Vought is unquestionably the party with a net monetary recovery, specified in the first sentence. It recovered $61,000, plus interest. It is clear from the statutory language that when there is a party with a net monetary recovery (one of the four categories of prevailing party), that party is entitled to costs as a matter of right; the trial court has no discretion to order otherwise.

 

The parties’ contract did not include an attorney-fee provision.

 

The trial court did not resolve Vought’s cause of action to foreclose on its mechanic’s lien.

 

Vought contends the court erred in failing to adjudge a lien on the property in the sum of $78,241.57 plus interest, and to order foreclosure, as Stock raised no defense to the lien.

Stock responded that the judgment is for a lesser amount $77,870.70 than the requested lien.

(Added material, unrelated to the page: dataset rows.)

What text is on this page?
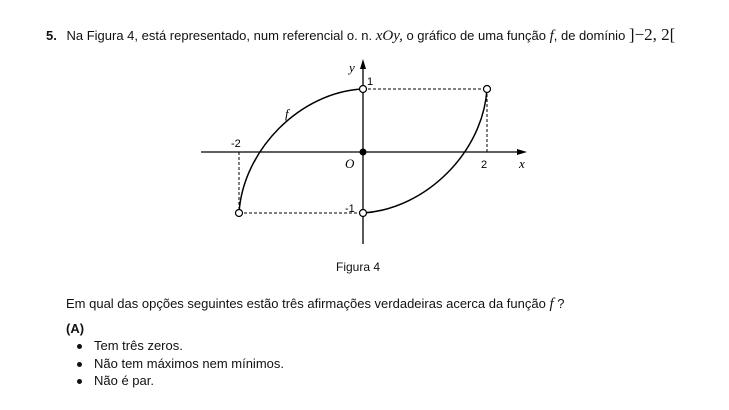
5. Na Figura 4, está representado, num referencial o. n. xOy, o gráfico de uma função f, de domínio ]−2, 2[
y
x
O
f
-2
2
1
-1
Figura 4
Em qual das opções seguintes estão três afirmações verdadeiras acerca da função f ?
(A)
Tem três zeros.
Não tem máximos nem mínimos.
Não é par.
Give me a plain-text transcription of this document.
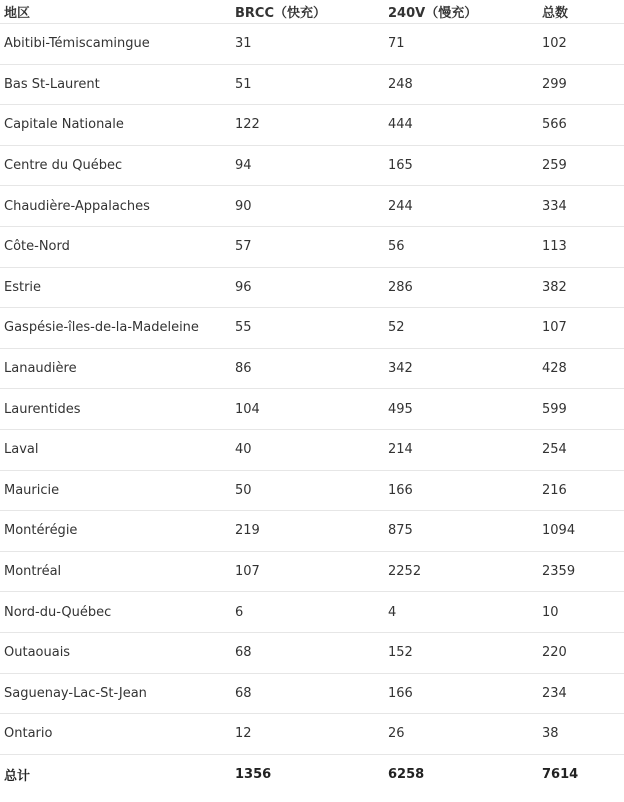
地区	BRCC（快充）	240V（慢充）	总数
Abitibi-Témiscamingue	31	71	102
Bas St-Laurent	51	248	299
Capitale Nationale	122	444	566
Centre du Québec	94	165	259
Chaudière-Appalaches	90	244	334
Côte-Nord	57	56	113
Estrie	96	286	382
Gaspésie-îles-de-la-Madeleine	55	52	107
Lanaudière	86	342	428
Laurentides	104	495	599
Laval	40	214	254
Mauricie	50	166	216
Montérégie	219	875	1094
Montréal	107	2252	2359
Nord-du-Québec	6	4	10
Outaouais	68	152	220
Saguenay-Lac-St-Jean	68	166	234
Ontario	12	26	38
总计	1356	6258	7614
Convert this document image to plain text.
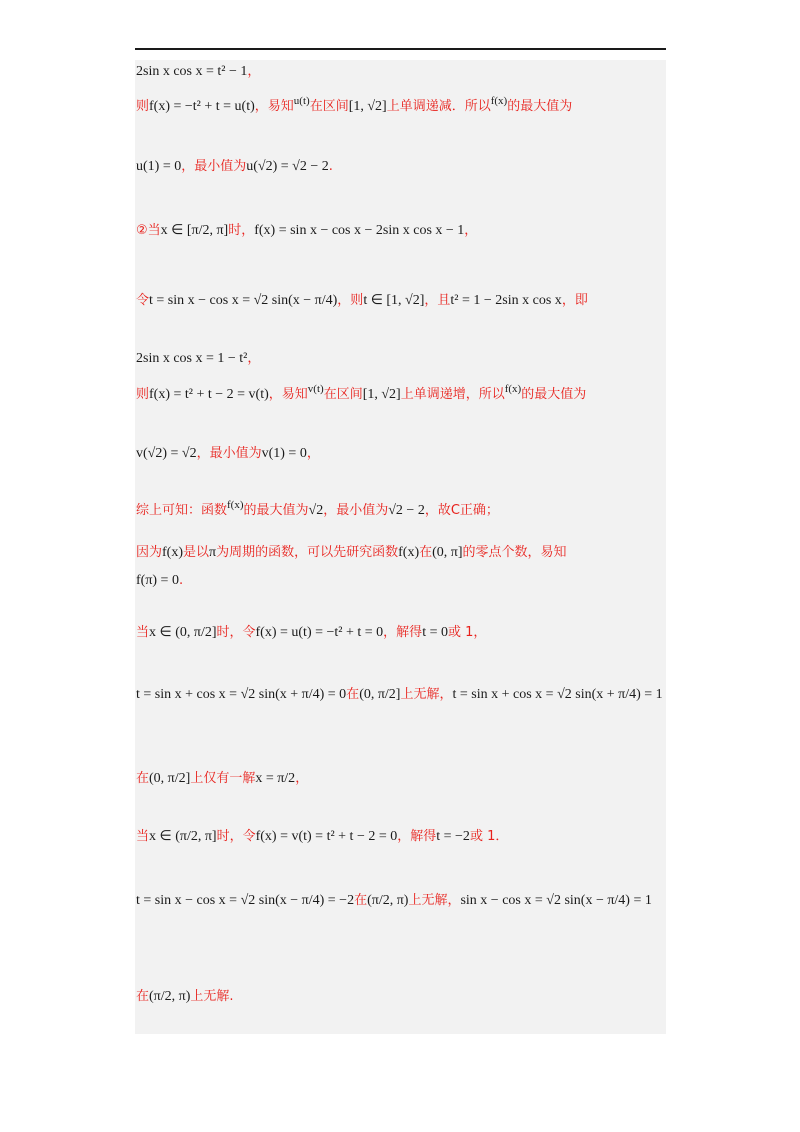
2sin x cos x = t² − 1，
则f(x) = −t² + t = u(t)，易知$^{u(t)}$在区间[1, √2]上单调递减．所以$^{f(x)}$的最大值为
u(1) = 0，最小值为u(√2) = √2 − 2.
②当x ∈ [π/2, π]时，f(x) = sin x − cos x − 2sin x cos x − 1，
令t = sin x − cos x = √2 sin(x − π/4)，则t ∈ [1, √2]，且t² = 1 − 2sin x cos x，即
2sin x cos x = 1 − t²，
则f(x) = t² + t − 2 = v(t)，易知$^{v(t)}$在区间[1, √2]上单调递增，所以$^{f(x)}$的最大值为
v(√2) = √2，最小值为v(1) = 0，
综上可知：函数$^{f(x)}$的最大值为√2，最小值为√2 − 2，故C正确；
因为f(x)是以π为周期的函数，可以先研究函数f(x)在(0, π]的零点个数，易知
f(π) = 0.
当x ∈ (0, π/2]时，令f(x) = u(t) = −t² + t = 0，解得t = 0或 1，
t = sin x + cos x = √2 sin(x + π/4) = 0在(0, π/2]上无解，t = sin x + cos x = √2 sin(x + π/4) = 1
在(0, π/2]上仅有一解x = π/2，
当x ∈ (π/2, π]时，令f(x) = v(t) = t² + t − 2 = 0，解得t = −2或 1．
t = sin x − cos x = √2 sin(x − π/4) = −2在(π/2, π)上无解，sin x − cos x = √2 sin(x − π/4) = 1
在(π/2, π)上无解.
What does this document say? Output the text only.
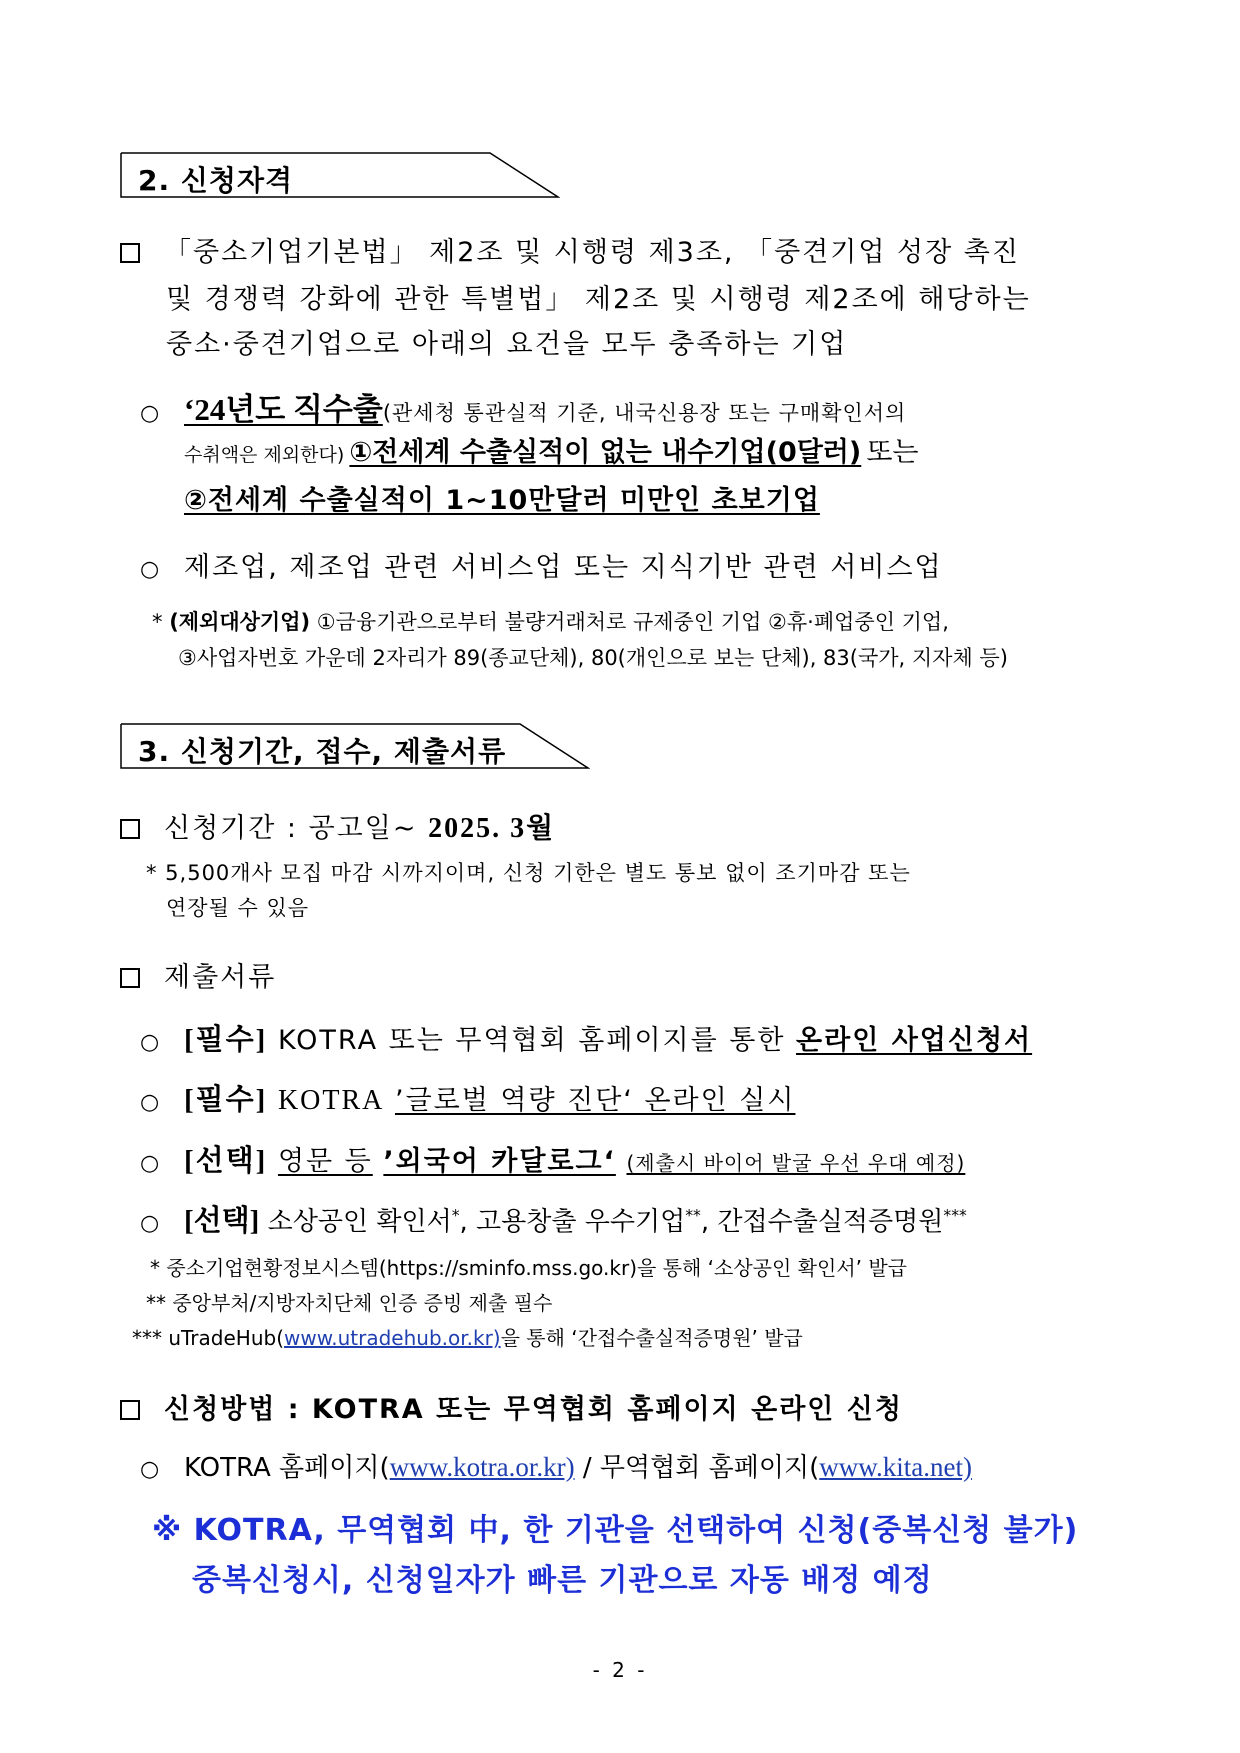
2. 신청자격
「중소기업기본법」 제2조 및 시행령 제3조, 「중견기업 성장 촉진
및 경쟁력 강화에 관한 특별법」 제2조 및 시행령 제2조에 해당하는
중소·중견기업으로 아래의 요건을 모두 충족하는 기업
○ ‘24년도 직수출(관세청 통관실적 기준, 내국신용장 또는 구매확인서의
수취액은 제외한다) ①전세계 수출실적이 없는 내수기업(0달러) 또는
②전세계 수출실적이 1~10만달러 미만인 초보기업
○ 제조업, 제조업 관련 서비스업 또는 지식기반 관련 서비스업
* (제외대상기업) ①금융기관으로부터 불량거래처로 규제중인 기업 ②휴·폐업중인 기업,
③사업자번호 가운데 2자리가 89(종교단체), 80(개인으로 보는 단체), 83(국가, 지자체 등)
3. 신청기간, 접수, 제출서류
신청기간 : 공고일~ 2025. 3월
* 5,500개사 모집 마감 시까지이며, 신청 기한은 별도 통보 없이 조기마감 또는
연장될 수 있음
제출서류
○ [필수] KOTRA 또는 무역협회 홈페이지를 통한 온라인 사업신청서
○ [필수] KOTRA ’글로벌 역량 진단‘ 온라인 실시
○ [선택] 영문 등 ’외국어 카달로그‘ (제출시 바이어 발굴 우선 우대 예정)
○ [선택] 소상공인 확인서*, 고용창출 우수기업**, 간접수출실적증명원***
* 중소기업현황정보시스템(https://sminfo.mss.go.kr)을 통해 ‘소상공인 확인서’ 발급
** 중앙부처/지방자치단체 인증 증빙 제출 필수
*** uTradeHub(www.utradehub.or.kr)을 통해 ‘간접수출실적증명원’ 발급
신청방법 : KOTRA 또는 무역협회 홈페이지 온라인 신청
○ KOTRA 홈페이지(www.kotra.or.kr) / 무역협회 홈페이지(www.kita.net)
※ KOTRA, 무역협회 中, 한 기관을 선택하여 신청(중복신청 불가)
중복신청시, 신청일자가 빠른 기관으로 자동 배정 예정
- 2 -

But if a lien is excessive in amount, absent evidence of fraud the court should simply order it reduced to the amount due.

 

Vought proved the elements of a cause of action to foreclose on a mechanic’s lien: the fact that its labor, services, and materials were used in a work of improvement, the reasonable value of its contribution, and the date the work was complete.

 

It is entitled to a judgment ordering foreclosure on the lien—subject, of course, to Stock’s right of redemption (Civ. Code § 2903) and to Vought’s duty to credit against the lien any payment received pursuant to its personal judgment against Stock (§ 8468, subd. (b)).

 

The judgment was affirmed insofar as it awarded Vought the principal sum of $61,105.45 plus contractual prejudgment interest.

 

The order striking Vought’s cost memorandum was reversed, and the matter was remanded so that the trial court may award Vought contractual prejudgment interest through the date of entry of a revised judgment, award it routine litigation costs pursuant to Code of Civil Procedure section 1032, subdivision (a)(4), and order foreclosure on Vought’s mechanic’s lien.

 

LESSONS:

 

1.         Except as otherwise agreed in writing, the owner shall pay the direct contractor, within 30 days after notice demanding payment pursuant to the contract is given, any progress payment due as to which there is no good faith dispute between them.

 

2.         Fees under Section 8800 are not appropriate if there was a good faith dispute between the parties as to what needed to be paid.

 

3.         The elements of a cause of action to foreclose on a mechanic’s lien are (1) labor, services, and materials were used in a work of improvement, (2) the reasonable value of its contribution, and (3) the date the work was complete.